Extended Capabilities
The block supports HDL code generation using HDL Coder™. HDL Coder provides additional configuration options that affect HDL implementation and synthesized logic.
HDL Architecture
| Architecture | Description |
|---|---|
| Module (default) | Generate code for the subsystem and the blocks within the subsystem. |
| BlackBox | Generate a black box interface. The generated HDL code includes only the input/output port definitions for the subsystem. Therefore, you can use a subsystem in your model to generate an interface to existing, manually written HDL code. The black-box interface generation for subsystems is similar to the Model block interface generation without the clock signals. |
| No HDL | Remove the subsystem from the generated code. You can use the subsystem in simulation, however, treat it as a “no-op” in the HDL code. |
HDL Block Properties
| General | |
|---|---|
| AdaptivePipelining | Automatic pipeline insertion based on the synthesis tool, target frequency, and multiplier word-lengths. The default is inherit. See alsoAdaptivePipelining. |
| BalanceDelays | Detects introduction of new delays along one path and inserts matching delays on the other paths. The default is inherit. See also BalanceDelays. |
| ClockRatePipelining | Insert pipeline registers at a faster clock rate instead of the slower data rate. The default is inherit. See also ClockRatePipelining. |
| ConstrainedOutputPipeline | Number of registers to place at the outputs by moving existing delays within your design. Distributed pipelining does not redistribute these registers. The default is0. For more details, see ConstrainedOutputPipeline. |
| DistributedPipelining | Pipeline register distribution, or register retiming. The default is inherit. See also DistributedPipelining. |
| DSPStyle | Synthesis attributes for multiplier mapping. The default is none. See also DSPStyle. |
| FlattenHierarchy | Remove subsystem hierarchy from generated HDL code.
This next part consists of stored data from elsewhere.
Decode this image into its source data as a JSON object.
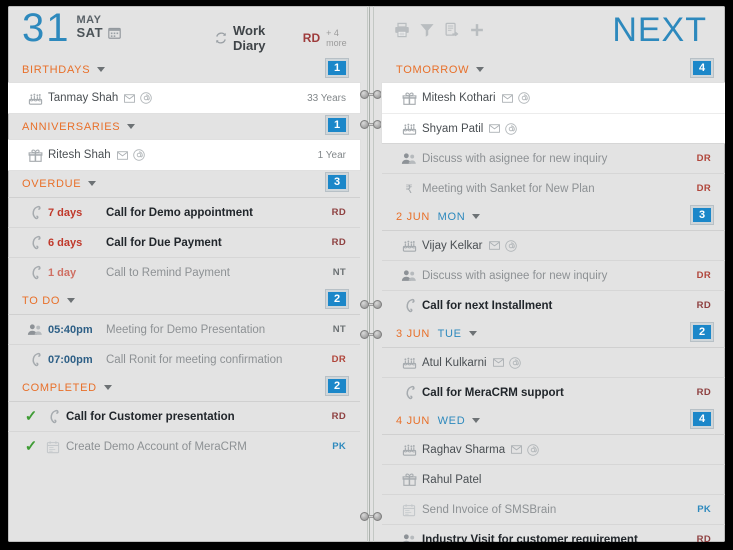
{
  "colors": {
    "accent_blue": "#2d89bd",
    "badge_blue": "#1b87c9",
    "orange": "#e8702a",
    "red": "#c0392b",
    "green": "#3f9c35"
  },
  "left_header": {
    "day_number": "31",
    "month": "MAY",
    "weekday": "SAT",
    "calendar_icon": "calendar-icon",
    "refresh_icon": "refresh-icon",
    "diary_title": "Work Diary",
    "diary_user": "RD",
    "diary_more": "+ 4 more"
  },
  "right_header": {
    "title": "NEXT",
    "tools": [
      {
        "name": "print-icon",
        "label": "Print"
      },
      {
        "name": "filter-icon",
        "label": "Filter"
      },
      {
        "name": "export-icon",
        "label": "Export"
      },
      {
        "name": "add-icon",
        "label": "Add"
      }
    ]
  },
  "left_sections": [
    {
      "title": "BIRTHDAYS",
      "count": "1",
      "white": true,
      "rows": [
        {
          "icon": "cake-icon",
          "name": "Tanmay Shah",
          "mini": [
            "mail-icon",
            "at-icon"
          ],
          "meta": "33 Years"
        }
      ]
    },
    {
      "title": "ANNIVERSARIES",
      "count": "1",
      "white": true,
      "rows": [
        {
          "icon": "gift-icon",
          "name": "Ritesh Shah",
          "mini": [
            "mail-icon",
            "at-icon"
          ],
          "meta": "1 Year"
        }
      ]
    },
    {
      "title": "OVERDUE",
      "count": "3",
      "white": false,
      "rows": [
        {
          "icon": "phone-icon",
          "time": "7 days",
          "time_style": "ovr",
          "task": "Call for Demo appointment",
          "task_bold": true,
          "label": "RD",
          "label_style": "rl-rd"
        },
        {
          "icon": "phone-icon",
          "time": "6 days",
          "time_style": "ovr",
          "task": "Call for Due Payment",
          "task_bold": true,
          "label": "RD",
          "label_style": "rl-rd"
        },
        {
          "icon": "phone-icon",
          "time": "1 day",
          "time_style": "ovrdim",
          "task": "Call to Remind Payment",
          "task_bold": false,
          "label": "NT",
          "label_style": "rl-nt"
        }
      ]
    },
    {
      "title": "TO DO",
      "count": "2",
      "white": false,
      "rows": [
        {
          "icon": "people-icon",
          "time": "05:40pm",
          "task": "Meeting for Demo Presentation",
          "task_bold": false,
          "label": "NT",
          "label_style": "rl-nt"
        },
        {
          "icon": "phone-icon",
          "time": "07:00pm",
          "task": "Call Ronit for meeting confirmation",
          "task_bold": false,
          "label": "DR",
          "label_style": "rl-dr"
        }
      ]
    },
    {
      "title": "COMPLETED",
      "count": "2",
      "white": false,
      "checks": true,
      "rows": [
        {
          "check": "✓",
          "icon": "phone-icon",
          "task": "Call  for Customer presentation",
          "task_bold": true,
          "label": "RD",
          "label_style": "rl-rd"
        },
        {
          "check": "✓",
          "icon": "calendar-icon",
          "task": "Create Demo Account of MeraCRM",
          "task_bold": false,
          "label": "PK",
          "label_style": "rl-pk"
        }
      ]
    }
  ],
  "right_sections": [
    {
      "title": "TOMORROW",
      "count": "4",
      "white_rows": 2,
      "rows": [
        {
          "icon": "gift-icon",
          "name": "Mitesh Kothari",
          "mini": [
            "mail-icon",
            "at-icon"
          ],
          "white": true
        },
        {
          "icon": "cake-icon",
          "name": "Shyam Patil",
          "mini": [
            "mail-icon",
            "at-icon"
          ],
          "white": true
        },
        {
          "icon": "people-icon",
          "task": "Discuss with asignee for new inquiry",
          "task_bold": false,
          "label": "DR",
          "label_style": "rl-dr"
        },
        {
          "icon": "rupee-icon",
          "task": "Meeting with Sanket for New Plan",
          "task_bold": false,
          "label": "DR",
          "label_style": "rl-dr"
        }
      ]
    },
    {
      "date": "2 JUN",
      "weekday": "MON",
      "count": "3",
      "rows": [
        {
          "icon": "cake-icon",
          "name": "Vijay Kelkar",
          "mini": [
            "mail-icon",
            "at-icon"
          ]
        },
        {
          "icon": "people-icon",
          "task": "Discuss with asignee for new inquiry",
          "task_bold": false,
          "label": "DR",
          "label_style": "rl-dr"
        },
        {
          "icon": "phone-icon",
          "task": "Call for next Installment",
          "task_bold": true,
          "label": "RD",
          "label_style": "rl-rd"
        }
      ]
    },
    {
      "date": "3 JUN",
      "weekday": "TUE",
      "count": "2",
      "rows": [
        {
          "icon": "cake-icon",
          "name": "Atul Kulkarni",
          "mini": [
            "mail-icon",
            "at-icon"
          ]
        },
        {
          "icon": "phone-icon",
          "task": "Call for MeraCRM support",
          "task_bold": true,
          "label": "RD",
          "label_style": "rl-rd"
        }
      ]
    },
    {
      "date": "4 JUN",
      "weekday": "WED",
      "count": "4",
      "rows": [
        {
          "icon": "cake-icon",
          "name": "Raghav Sharma",
          "mini": [
            "mail-icon",
            "at-icon"
          ]
        },
        {
          "icon": "gift-icon",
          "name": "Rahul Patel",
          "mini": []
        },
        {
          "icon": "calendar-icon",
          "task": "Send Invoice of SMSBrain",
          "task_bold": false,
          "label": "PK",
          "label_style": "rl-pk"
        },
        {
          "icon": "people-icon",
          "task": "Industry Visit for customer requirement",
          "task_bold": true,
          "label": "RD",
          "label_style": "rl-rd"
        }
      ]
    }
  ],
  "binder": {
    "ring_pairs": 3
  }
}
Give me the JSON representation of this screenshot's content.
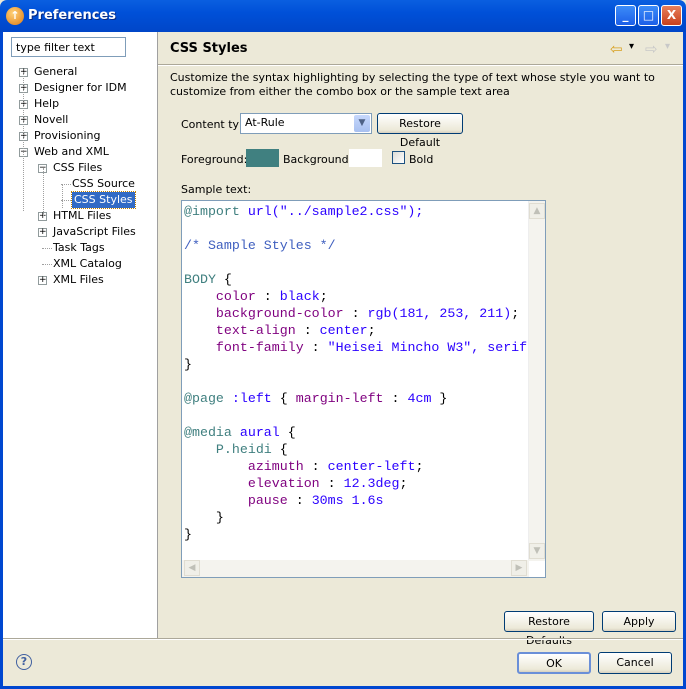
{
  "window": {
    "title": "Preferences",
    "minimize": "_",
    "maximize": "□",
    "close": "X"
  },
  "filter": {
    "placeholder": "type filter text",
    "value": "type filter text"
  },
  "tree": [
    {
      "label": "General",
      "level": 0,
      "expander": "+"
    },
    {
      "label": "Designer for IDM",
      "level": 0,
      "expander": "+"
    },
    {
      "label": "Help",
      "level": 0,
      "expander": "+"
    },
    {
      "label": "Novell",
      "level": 0,
      "expander": "+"
    },
    {
      "label": "Provisioning",
      "level": 0,
      "expander": "+"
    },
    {
      "label": "Web and XML",
      "level": 0,
      "expander": "−"
    },
    {
      "label": "CSS Files",
      "level": 1,
      "expander": "−"
    },
    {
      "label": "CSS Source",
      "level": 2,
      "expander": ""
    },
    {
      "label": "CSS Styles",
      "level": 2,
      "expander": "",
      "selected": true
    },
    {
      "label": "HTML Files",
      "level": 1,
      "expander": "+"
    },
    {
      "label": "JavaScript Files",
      "level": 1,
      "expander": "+"
    },
    {
      "label": "Task Tags",
      "level": 1,
      "expander": ""
    },
    {
      "label": "XML Catalog",
      "level": 1,
      "expander": ""
    },
    {
      "label": "XML Files",
      "level": 1,
      "expander": "+"
    }
  ],
  "page": {
    "title": "CSS Styles",
    "back_icon": "⇦",
    "forward_icon": "⇨",
    "dropdown_icon": "▾",
    "description": "Customize the syntax highlighting by selecting the type of text whose style you want to customize from either the combo box or the sample text area",
    "content_type_label": "Content type:",
    "content_type_value": "At-Rule",
    "restore_default": "Restore Default",
    "foreground_label": "Foreground:",
    "background_label": "Background:",
    "bold_label": "Bold",
    "sample_label": "Sample text:",
    "colors": {
      "foreground": "#408080",
      "background": "#ffffff"
    }
  },
  "code": [
    [
      [
        "@import ",
        "at"
      ],
      [
        "url(\"../sample2.css\");",
        "val"
      ]
    ],
    [],
    [
      [
        "/* Sample Styles */",
        "com"
      ]
    ],
    [],
    [
      [
        "BODY ",
        "sel"
      ],
      [
        "{",
        "p"
      ]
    ],
    [
      [
        "    color",
        "prop"
      ],
      [
        " : ",
        "p"
      ],
      [
        "black",
        "val"
      ],
      [
        ";",
        "p"
      ]
    ],
    [
      [
        "    background-color",
        "prop"
      ],
      [
        " : ",
        "p"
      ],
      [
        "rgb(181, 253, 211)",
        "val"
      ],
      [
        ";",
        "p"
      ]
    ],
    [
      [
        "    text-align",
        "prop"
      ],
      [
        " : ",
        "p"
      ],
      [
        "center",
        "val"
      ],
      [
        ";",
        "p"
      ]
    ],
    [
      [
        "    font-family",
        "prop"
      ],
      [
        " : ",
        "p"
      ],
      [
        "\"Heisei Mincho W3\", serif",
        "val"
      ]
    ],
    [
      [
        "}",
        "p"
      ]
    ],
    [],
    [
      [
        "@page ",
        "at"
      ],
      [
        ":left",
        "val"
      ],
      [
        " { ",
        "p"
      ],
      [
        "margin-left",
        "prop"
      ],
      [
        " : ",
        "p"
      ],
      [
        "4cm",
        "val"
      ],
      [
        " }",
        "p"
      ]
    ],
    [],
    [
      [
        "@media ",
        "at"
      ],
      [
        "aural",
        "val"
      ],
      [
        " {",
        "p"
      ]
    ],
    [
      [
        "    P.heidi ",
        "sel"
      ],
      [
        "{",
        "p"
      ]
    ],
    [
      [
        "        azimuth",
        "prop"
      ],
      [
        " : ",
        "p"
      ],
      [
        "center-left",
        "val"
      ],
      [
        ";",
        "p"
      ]
    ],
    [
      [
        "        elevation",
        "prop"
      ],
      [
        " : ",
        "p"
      ],
      [
        "12.3deg",
        "val"
      ],
      [
        ";",
        "p"
      ]
    ],
    [
      [
        "        pause",
        "prop"
      ],
      [
        " : ",
        "p"
      ],
      [
        "30ms 1.6s",
        "val"
      ]
    ],
    [
      [
        "    }",
        "p"
      ]
    ],
    [
      [
        "}",
        "p"
      ]
    ]
  ],
  "buttons": {
    "restore_defaults": "Restore Defaults",
    "apply": "Apply",
    "ok": "OK",
    "cancel": "Cancel",
    "help": "?"
  }
}
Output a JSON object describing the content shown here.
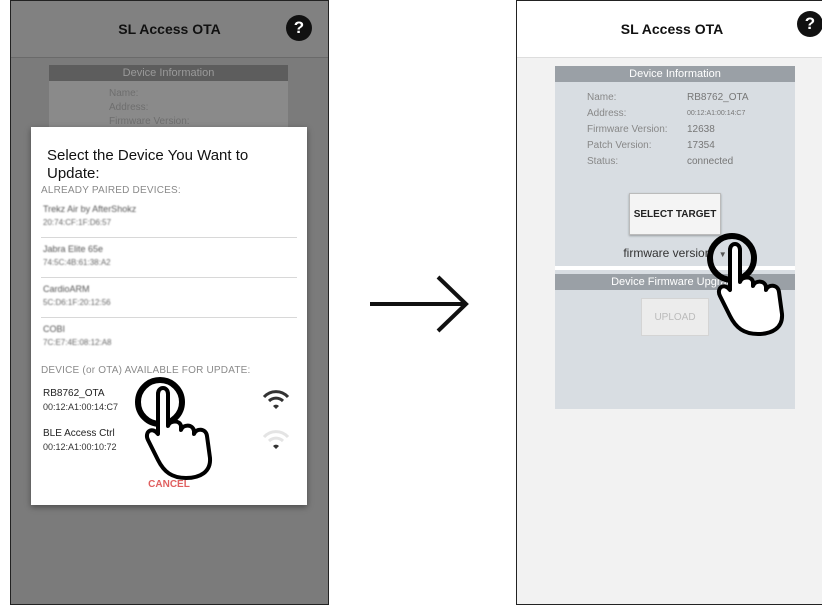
{
  "left_screen": {
    "app_title": "SL Access OTA",
    "help_icon": "question-mark-icon",
    "background_card": {
      "header": "Device Information",
      "rows": [
        "Name:",
        "Address:",
        "Firmware Version:"
      ]
    },
    "dialog": {
      "title": "Select the Device You Want to Update:",
      "paired_header": "ALREADY PAIRED DEVICES:",
      "paired_devices": [
        {
          "name": "Trekz Air by AfterShokz",
          "address": "20:74:CF:1F:D6:57"
        },
        {
          "name": "Jabra Elite 65e",
          "address": "74:5C:4B:61:38:A2"
        },
        {
          "name": "CardioARM",
          "address": "5C:D6:1F:20:12:56"
        },
        {
          "name": "COBI",
          "address": "7C:E7:4E:08:12:A8"
        }
      ],
      "ota_header": "DEVICE (or OTA) AVAILABLE FOR UPDATE:",
      "ota_devices": [
        {
          "name": "RB8762_OTA",
          "address": "00:12:A1:00:14:C7",
          "icon": "wifi-signal-strong-icon"
        },
        {
          "name": "BLE Access Ctrl",
          "address": "00:12:A1:00:10:72",
          "icon": "wifi-signal-weak-icon"
        }
      ],
      "cancel_label": "CANCEL"
    }
  },
  "right_screen": {
    "app_title": "SL Access OTA",
    "help_icon": "question-mark-icon",
    "device_info_header": "Device Information",
    "info": {
      "name_label": "Name:",
      "name_value": "RB8762_OTA",
      "address_label": "Address:",
      "address_value": "00:12:A1:00:14:C7",
      "fw_label": "Firmware Version:",
      "fw_value": "12638",
      "patch_label": "Patch Version:",
      "patch_value": "17354",
      "status_label": "Status:",
      "status_value": "connected"
    },
    "select_target_label": "SELECT TARGET",
    "firmware_version_label": "firmware version",
    "firmware_header": "Device Firmware Upgrade",
    "upload_label": "UPLOAD"
  },
  "arrow_icon": "right-arrow-icon",
  "hand_icon": "pointing-hand-icon",
  "colors": {
    "cancel": "#e06060",
    "card_header": "#9aa0a6",
    "card_bg": "#d8dde2"
  }
}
The default is inherit. See also FlattenHierarchy. |
| InputPipeline | Number of input pipeline stages to insert in the generated code. Distributed pipelining and constrained output pipelining can move these registers. The default is0. For more details, see InputPipeline. |
| OutputPipeline | Number of output pipeline stages to insert in the generated code. Distributed pipelining and constrained output pipelining can move these registers. The default is0. For more details, see OutputPipeline. |
| SharingFactor | Number of functionally equivalent resources to map to a single shared resource. The default is 0. See also Resource Sharing. |
| StreamingFactor | Number of parallel data paths, or vectors, that are time multiplexed to transform into serial, scalar data paths. The default is 0, which implements fully parallel data paths. See also Streaming. |
Target Specification
This block cannot be the DUT, so the block property settings in the Target Specification tab are ignored.
Limitations
- You cannot use this block in a Synchronous Subsystem block.
- The block does not support resource sharing optimization.
Version History
Introduced in R2020b
You can control the pipeline stages for iterative algorithms by setting theLatencyStrategy parameter HDL toCustom(PerIterations), then specifying the number of pipeline stages per iteration by using the IterationsPerPipeline parameter. Use this setting to control the pipeline stages in the generated code and optimize the design for speed and resource utilization.